The beetling walls narrowed in until the gash was scarcely fifteen feet wide. Further progress was barred by a smooth wall which rose sheer in front of him.
Kirby did not know how many seconds passed before he made out through the gloom that the wall was man-made and carved with the same symbols of Sun, Moon, and Feathered Serpent, which ornamented the cylinder of gold. But when he did realize at last, the shout with which he expressed his feeling was anything but a groan.
It simply meant that the skeleton which once had been a man, had almost surely found the golden cylinder beyond the wall and not in the canyon. And if the dead man had passed that smooth, carved barrier, another man could do it!
Kirby jumped forward, began to search in the darkness for some hidden entrance.
Minute after minute passed. He gave another cry. He saw a long, upright crack in the stone surface, and a quick push of his hands made the stones in front of him give almost an inch.

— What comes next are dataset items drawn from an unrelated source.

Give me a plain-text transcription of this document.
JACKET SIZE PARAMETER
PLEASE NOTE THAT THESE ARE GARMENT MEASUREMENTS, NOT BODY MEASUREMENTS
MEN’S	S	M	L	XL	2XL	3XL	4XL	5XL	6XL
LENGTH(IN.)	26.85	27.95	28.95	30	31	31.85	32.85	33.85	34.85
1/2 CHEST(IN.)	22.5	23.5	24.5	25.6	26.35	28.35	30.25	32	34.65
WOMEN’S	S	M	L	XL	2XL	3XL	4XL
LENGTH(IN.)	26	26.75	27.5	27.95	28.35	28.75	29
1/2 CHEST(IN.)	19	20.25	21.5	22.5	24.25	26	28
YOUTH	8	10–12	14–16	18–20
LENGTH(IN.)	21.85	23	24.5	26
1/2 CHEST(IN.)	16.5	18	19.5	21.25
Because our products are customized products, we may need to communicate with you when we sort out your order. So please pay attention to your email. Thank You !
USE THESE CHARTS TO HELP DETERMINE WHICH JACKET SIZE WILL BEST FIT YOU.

All at once his shoulder was planted, and behind that square shoulder was straining all the muscle of his two hundred pound body. The result was all that he desired. When he ceased pushing, a slab of rock gaped wide before him, giving entrance to a pitch dark tunnel.
For a moment he held the portal back, then, releasing his pressure, he stepped into the dark passage. By the time a ponderous grating of rocks assured him that the door had swung shut of its own weight, he had produced matches and struck a light.
The puny flame showed him a curving passage hewn smoothly through the heart of bedrock. Before the flare died he walked twenty feet, and as another match burned to his fingers, he found the right hand curve of the passage giving way to a left hand twist. After that he dared use no more of his precious matches. But just when the darkness was beginning to wear badly on his nerves, he uttered a low cry.